The artist uses her own face and body to impersonate various female personae loosely based on character types prevalent in movies of the ’40s, ’50s, and ’60s. Knowledge of the artist’s sources is unnecessary, however, because the implications of each scene so shrewdly reflect the cultural stereotypes that pervade society at large. In this work, the postmodern assumption that media images create cultural realities is rejected in favor of a more complex process of mutual influencing. Movies clearly drew on tensions and dynamics that already existed in American society, giving them back as stylized clichés. Sherman’s types—the career girl, the housewife, the battered woman, the glamour girl, the ingenue—certainly exist, but her versions possess an alienation that becomes a positive identity. In the photos, Sherman captures truths that the movie stills she mimics conspire to deny: the emptiness beneath the surface of modern life and the fear with which modern women live.

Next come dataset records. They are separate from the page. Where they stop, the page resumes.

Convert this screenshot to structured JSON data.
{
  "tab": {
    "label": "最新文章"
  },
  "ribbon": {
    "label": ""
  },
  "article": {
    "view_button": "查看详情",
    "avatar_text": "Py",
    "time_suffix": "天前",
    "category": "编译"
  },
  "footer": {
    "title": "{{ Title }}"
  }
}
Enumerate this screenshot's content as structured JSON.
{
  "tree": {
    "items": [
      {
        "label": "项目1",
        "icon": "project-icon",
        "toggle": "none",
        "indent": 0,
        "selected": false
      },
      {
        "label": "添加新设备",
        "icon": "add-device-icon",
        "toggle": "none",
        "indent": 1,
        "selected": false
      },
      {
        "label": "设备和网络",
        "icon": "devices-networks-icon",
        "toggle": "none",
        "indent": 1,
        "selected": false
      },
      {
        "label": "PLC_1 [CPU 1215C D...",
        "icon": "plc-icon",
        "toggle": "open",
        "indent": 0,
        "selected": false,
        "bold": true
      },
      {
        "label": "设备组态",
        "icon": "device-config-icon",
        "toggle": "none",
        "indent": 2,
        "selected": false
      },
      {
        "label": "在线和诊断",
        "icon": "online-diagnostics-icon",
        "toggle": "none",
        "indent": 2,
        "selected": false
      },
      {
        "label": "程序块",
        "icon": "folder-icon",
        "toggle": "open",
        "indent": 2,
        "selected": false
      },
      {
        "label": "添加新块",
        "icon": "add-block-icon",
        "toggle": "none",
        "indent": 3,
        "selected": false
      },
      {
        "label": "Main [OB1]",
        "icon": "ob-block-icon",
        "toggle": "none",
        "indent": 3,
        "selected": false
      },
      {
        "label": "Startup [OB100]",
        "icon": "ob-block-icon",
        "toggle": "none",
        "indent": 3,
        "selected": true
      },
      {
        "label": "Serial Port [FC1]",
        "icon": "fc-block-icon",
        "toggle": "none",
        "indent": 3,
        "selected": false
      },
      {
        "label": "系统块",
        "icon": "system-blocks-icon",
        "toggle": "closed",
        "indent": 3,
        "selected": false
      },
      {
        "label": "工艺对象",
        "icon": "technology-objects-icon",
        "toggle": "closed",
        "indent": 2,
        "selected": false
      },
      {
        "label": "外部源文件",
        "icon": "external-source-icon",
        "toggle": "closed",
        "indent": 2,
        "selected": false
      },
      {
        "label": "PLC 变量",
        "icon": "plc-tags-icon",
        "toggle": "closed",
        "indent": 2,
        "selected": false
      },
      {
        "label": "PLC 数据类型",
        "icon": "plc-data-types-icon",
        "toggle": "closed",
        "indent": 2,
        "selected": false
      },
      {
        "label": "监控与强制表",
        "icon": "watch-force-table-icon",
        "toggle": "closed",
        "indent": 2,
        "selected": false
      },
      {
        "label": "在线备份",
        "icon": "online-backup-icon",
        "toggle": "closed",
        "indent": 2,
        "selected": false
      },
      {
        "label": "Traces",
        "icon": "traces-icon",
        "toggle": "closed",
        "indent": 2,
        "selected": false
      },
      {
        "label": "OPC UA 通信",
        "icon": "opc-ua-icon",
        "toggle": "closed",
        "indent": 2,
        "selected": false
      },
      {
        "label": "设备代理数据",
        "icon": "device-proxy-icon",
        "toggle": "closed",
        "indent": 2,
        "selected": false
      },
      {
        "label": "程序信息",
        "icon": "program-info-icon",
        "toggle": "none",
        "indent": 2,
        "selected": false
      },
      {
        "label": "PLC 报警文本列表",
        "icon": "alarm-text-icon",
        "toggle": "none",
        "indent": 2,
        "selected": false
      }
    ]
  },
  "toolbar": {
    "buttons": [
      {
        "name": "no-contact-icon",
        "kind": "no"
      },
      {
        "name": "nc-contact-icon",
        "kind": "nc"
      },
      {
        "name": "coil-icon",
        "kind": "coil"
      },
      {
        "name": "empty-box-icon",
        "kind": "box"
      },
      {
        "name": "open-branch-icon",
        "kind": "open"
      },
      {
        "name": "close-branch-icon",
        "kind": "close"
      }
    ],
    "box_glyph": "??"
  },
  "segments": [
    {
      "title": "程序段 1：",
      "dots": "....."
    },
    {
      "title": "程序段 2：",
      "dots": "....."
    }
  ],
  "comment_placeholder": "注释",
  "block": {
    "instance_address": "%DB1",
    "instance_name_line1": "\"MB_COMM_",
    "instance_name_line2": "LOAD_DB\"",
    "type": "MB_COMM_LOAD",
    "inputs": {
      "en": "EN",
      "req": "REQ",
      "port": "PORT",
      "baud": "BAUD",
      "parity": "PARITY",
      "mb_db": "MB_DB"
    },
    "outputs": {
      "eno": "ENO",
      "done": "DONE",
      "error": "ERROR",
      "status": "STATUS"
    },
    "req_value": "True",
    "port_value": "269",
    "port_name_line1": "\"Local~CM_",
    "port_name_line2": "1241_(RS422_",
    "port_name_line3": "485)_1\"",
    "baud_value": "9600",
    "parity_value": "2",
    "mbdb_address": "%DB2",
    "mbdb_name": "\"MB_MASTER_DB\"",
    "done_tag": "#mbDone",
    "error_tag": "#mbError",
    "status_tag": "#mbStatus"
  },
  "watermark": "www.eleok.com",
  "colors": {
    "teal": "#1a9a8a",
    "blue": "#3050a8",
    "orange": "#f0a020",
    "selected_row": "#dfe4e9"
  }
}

What links Sherman’s work to Anguissola’s is not her commentary on contemporary social isolation, but her investigation of female identity. Anguissola, a daughter of Renaissance humanism, presents a confident and singular self, while Sherman finds no certain identity as woman or artist. Both, she seems to assert, are manipulations and re-presentations of already existing codes dictating what an ideal woman or artist should be. Even her spectrum of models is limited, partly because the roles for women in Hollywood films reflect a narrow range of options, and partly because the ideals that have degenerated into today’s stereotypes still reflect the values of Anguissola’s day. This is confirmed by the few images from “Film Stills” that seem slightly out of place, particularly No. 37 and No. 60 (all the works are untitled). These show women in poses suggesting that they have just finished or are taking a break from work.
Sherman also abandons the position of artist as creator—as an active intelligence fashioning an imaginary world drawn from a world-shaping vision. Instead, she manipulates the creations of others, exposing distortions and limitations in popular notions of female identity by allowing her own to dissolve in the mediated space that is the contemporary world. The artist appears in every work, but in an essential way, she is never there. Her dilemma and her solutions consequently seem similar to Anguissola’s. By asserting a female identity, both engage—and find their images shaped by—the attitudes and definitions of others.